Les couvre-feux sont efficaces contre les citoyens qui ne respectent pas les consignes sanitaires non obligatoires, selon une étude française publiée en novembre. Ses auteurs avancent qu’un couvre-feu peut dans certaines circonstances permettre la réouverture des commerces, pour limiter les dommages sociaux et économiques.

Voir ses enfants

En octobre, un couvre-feu a été imposé dans certaines régions de France, deux semaines avant le second confinement décidé juste avant la fin octobre. Le couvre-feu a protégé les personnes âgées, conclut l’étude publiée à la mi-novembre sur le site de prépublication scientifique medRxiv.

« Par rapport au confinement, le couvre-feu a eu beaucoup plus d’impact sur les plus de 60 ans, et a eu aussi un impact plus important pour les 20-60 ans », explique Patrick Pintus, économiste du Centre national de la recherche scientifique (CNRS), qui est l’auteur principal de l’étude comparant différentes régions françaises.

« Il n’y a pas eu d’impact sur les moins de 20 ans, ce qui est normal parce que l’école se fait de jour et qu’ils ne sortent pas le soir. Pendant les Fêtes, il y a eu une recrudescence des cas chez les plus de 60 ans. Cela est compatible avec l’idée qu’en France, les personnes âgées ne s’auto-isolent pas et qu’un couvre-feu les protège en les empêchant de voir leurs enfants ou d’autres personnes. Durant les Fêtes, comme les gens étaient en congé, l’effet protecteur du couvre-feu était moins grand. » Le couvre-feu a été suspendu une seule journée, le 25 décembre.

Réouverture des commerces

Le maintien du couvre-feu pourrait même permettre de rouvrir les commerces, voire les restaurants et les bars. « Il faudra voir comment la situation évolue, mais si l’hypothèse du non-respect de l’auto-isolement des personnes âgées se maintient, il pourrait y avoir une amélioration de la situation en janvier, dit M. Pintus. Alors on peut envisager le maintien des activités permises depuis la mi-décembre, et même une réouverture des restaurants. »
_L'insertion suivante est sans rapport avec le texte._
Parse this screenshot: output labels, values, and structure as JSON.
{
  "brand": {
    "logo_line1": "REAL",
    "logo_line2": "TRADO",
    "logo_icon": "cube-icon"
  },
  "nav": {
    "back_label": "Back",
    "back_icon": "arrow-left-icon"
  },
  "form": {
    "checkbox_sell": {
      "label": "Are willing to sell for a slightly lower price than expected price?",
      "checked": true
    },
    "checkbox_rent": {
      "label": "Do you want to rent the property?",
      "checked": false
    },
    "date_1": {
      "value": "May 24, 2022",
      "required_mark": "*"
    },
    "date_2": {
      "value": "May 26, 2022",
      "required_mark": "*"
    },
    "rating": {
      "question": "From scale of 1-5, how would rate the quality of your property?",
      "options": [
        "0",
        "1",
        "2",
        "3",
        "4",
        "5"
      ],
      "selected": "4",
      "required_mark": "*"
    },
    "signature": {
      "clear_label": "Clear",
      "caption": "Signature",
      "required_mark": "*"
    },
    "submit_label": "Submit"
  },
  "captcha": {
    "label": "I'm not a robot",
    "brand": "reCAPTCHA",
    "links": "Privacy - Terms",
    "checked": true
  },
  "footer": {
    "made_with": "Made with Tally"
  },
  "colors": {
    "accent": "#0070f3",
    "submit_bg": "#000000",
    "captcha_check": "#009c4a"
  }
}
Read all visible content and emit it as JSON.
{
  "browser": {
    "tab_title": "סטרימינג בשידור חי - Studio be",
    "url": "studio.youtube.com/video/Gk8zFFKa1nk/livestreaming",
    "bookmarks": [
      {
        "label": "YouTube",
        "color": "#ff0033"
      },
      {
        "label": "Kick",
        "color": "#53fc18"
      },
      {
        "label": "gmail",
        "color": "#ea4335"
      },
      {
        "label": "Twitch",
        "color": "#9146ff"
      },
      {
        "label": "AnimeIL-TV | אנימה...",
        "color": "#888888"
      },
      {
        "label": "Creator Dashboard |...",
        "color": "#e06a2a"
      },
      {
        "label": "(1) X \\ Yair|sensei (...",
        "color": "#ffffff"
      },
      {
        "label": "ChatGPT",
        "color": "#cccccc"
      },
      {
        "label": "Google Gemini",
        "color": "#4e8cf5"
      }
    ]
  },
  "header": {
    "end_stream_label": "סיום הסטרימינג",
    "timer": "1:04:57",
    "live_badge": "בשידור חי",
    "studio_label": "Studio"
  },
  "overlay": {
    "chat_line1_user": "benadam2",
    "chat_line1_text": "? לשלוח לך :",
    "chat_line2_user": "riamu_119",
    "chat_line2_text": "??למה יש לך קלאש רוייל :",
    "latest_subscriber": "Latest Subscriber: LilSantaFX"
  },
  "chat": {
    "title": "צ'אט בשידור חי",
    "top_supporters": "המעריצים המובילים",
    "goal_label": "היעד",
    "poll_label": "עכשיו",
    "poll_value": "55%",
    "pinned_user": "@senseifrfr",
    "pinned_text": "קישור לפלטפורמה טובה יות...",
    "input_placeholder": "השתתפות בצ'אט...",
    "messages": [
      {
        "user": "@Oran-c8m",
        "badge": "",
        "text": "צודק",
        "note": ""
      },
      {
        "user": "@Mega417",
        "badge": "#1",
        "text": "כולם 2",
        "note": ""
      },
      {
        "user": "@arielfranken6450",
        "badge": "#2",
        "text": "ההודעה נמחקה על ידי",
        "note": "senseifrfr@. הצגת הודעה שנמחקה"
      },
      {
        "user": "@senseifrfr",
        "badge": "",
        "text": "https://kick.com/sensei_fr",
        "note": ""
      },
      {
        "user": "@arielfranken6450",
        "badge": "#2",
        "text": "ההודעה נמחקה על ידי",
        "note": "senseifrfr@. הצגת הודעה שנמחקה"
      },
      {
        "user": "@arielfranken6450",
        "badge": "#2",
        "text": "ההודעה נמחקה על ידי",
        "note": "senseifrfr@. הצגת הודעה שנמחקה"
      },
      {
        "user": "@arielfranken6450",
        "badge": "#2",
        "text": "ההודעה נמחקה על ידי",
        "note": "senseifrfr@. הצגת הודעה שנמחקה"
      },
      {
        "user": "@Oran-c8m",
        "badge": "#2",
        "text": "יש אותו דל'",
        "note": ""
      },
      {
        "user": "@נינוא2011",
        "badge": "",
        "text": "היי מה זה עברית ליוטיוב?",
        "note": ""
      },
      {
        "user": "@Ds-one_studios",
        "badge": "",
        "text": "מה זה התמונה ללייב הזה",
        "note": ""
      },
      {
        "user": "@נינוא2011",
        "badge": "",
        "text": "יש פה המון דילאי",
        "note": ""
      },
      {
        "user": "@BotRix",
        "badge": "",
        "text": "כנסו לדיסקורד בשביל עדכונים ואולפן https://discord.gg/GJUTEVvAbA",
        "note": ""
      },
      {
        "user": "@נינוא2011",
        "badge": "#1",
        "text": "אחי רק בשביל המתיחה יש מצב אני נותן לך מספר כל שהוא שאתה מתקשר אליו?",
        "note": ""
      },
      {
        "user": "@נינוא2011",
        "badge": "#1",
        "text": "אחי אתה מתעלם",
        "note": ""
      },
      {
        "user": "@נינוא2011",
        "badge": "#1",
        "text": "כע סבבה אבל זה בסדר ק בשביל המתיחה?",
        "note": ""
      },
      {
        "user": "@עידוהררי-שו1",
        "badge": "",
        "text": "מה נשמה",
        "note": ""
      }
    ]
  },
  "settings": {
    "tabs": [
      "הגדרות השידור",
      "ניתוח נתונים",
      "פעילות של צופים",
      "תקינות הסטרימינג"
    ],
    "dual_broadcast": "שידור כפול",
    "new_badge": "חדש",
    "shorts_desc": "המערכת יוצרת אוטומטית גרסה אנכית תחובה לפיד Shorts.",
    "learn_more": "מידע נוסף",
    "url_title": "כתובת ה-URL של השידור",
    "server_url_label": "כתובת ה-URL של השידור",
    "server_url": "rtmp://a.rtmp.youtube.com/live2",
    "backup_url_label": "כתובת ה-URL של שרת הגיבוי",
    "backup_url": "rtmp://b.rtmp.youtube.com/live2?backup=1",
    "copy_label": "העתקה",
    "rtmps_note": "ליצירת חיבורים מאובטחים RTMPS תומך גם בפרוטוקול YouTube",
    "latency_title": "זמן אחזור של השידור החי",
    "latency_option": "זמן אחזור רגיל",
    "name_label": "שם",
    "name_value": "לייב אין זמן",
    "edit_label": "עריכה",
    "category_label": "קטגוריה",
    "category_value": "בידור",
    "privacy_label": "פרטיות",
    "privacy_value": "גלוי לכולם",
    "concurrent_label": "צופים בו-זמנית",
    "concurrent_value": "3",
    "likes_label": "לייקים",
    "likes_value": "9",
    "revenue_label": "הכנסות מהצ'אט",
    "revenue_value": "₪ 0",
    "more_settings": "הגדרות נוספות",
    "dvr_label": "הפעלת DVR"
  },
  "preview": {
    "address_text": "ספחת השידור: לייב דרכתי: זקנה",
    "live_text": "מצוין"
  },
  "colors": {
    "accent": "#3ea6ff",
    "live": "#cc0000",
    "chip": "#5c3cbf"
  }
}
Le vaccin ne va-t-il pas tout régler ? « Comme il n’est pas encore clair dans quelle mesure il empêche la transmission du virus, il vaut mieux s’en tenir aux approches de distanciation comme le couvre-feu et le confinement pour le moment. »

Cohue avant la fermeture

Certains chercheurs québécois ont critiqué le couvre-feu. C’est le cas de Karl Weiss, chef du service des maladies infectieuses de l’Hôpital général juif de Montréal, qui a avancé dans des entrevues qu’il pourrait provoquer des cohues propices à la transmission du virus juste avant la fermeture des supermarchés. La Presse a demandé son avis au DWeiss sur l’étude française. « Cette étude ne démontre pas grand-chose », a déclaré le DWeiss par courriel.

De son côté, M. Pintus pense que le couvre-feu n’a donné lieu à des cohues juste avant la fermeture des magasins qu’en mars et avril. « Après, les gens se sont habitués. »

Couvre-feu de trois jours

La seule autre étude sur l’efficacité des couvre-feux contre la COVID-19 a été publiée en août dans la revue Frontiers of Public Health par un épidémiologiste de l’Université Yarmouk en Jordanie, Moawiah Khatatbeh.

« Avant même d’atteindre 100 cas de COVID-19, notre pays a imposé un couvre-feu national permanent, 24 heures sur 24, pendant trois jours, dit le DKhatatbeh. L’armée distribuait le pain et les médicaments. Résultat, la Jordanie a eu 1008 cas durant la première vague, contre 28 500 pour Oman, le seul autre pays à avoir imposé un couvre-feu, moins sévère. » La Jordanie a été 50 fois moins touchée que les autres pays de la région, en proportion de sa population.

Que se passe-t-il durant la deuxième vague ? « Je pense que tout était maîtrisé jusqu’à ce que la Jordanie ouvre ses frontières, en septembre. Nous avons 300 000 cas actuellement. Je continue à penser qu’un couvre-feu total court et la fermeture des frontières sont la recette idéale. »

Discrimination

Jusqu’à maintenant, les seules études de santé publique sur les couvre-feux portaient sur ceux qui sont imposés aux adolescents dans certaines villes américaines. Le but dans ce cas était de limiter la délinquance et les accidents de voiture.

Une sous-catégorie de ce genre d’études portait sur l’aspect discriminatoire de certains de ces couvre-feux, imposés plus souvent, selon certains auteurs, dans des quartiers ou villes ayant beaucoup de minorités ethniques, notamment afro-américaines. Au printemps, des articles de médias avaient rapporté que dans la région de Montréal, certains policiers avaient davantage tendance à remettre des constats d’infraction pour attroupement illégal à des jeunes de minorités ethniques qu’à des Canadiens français.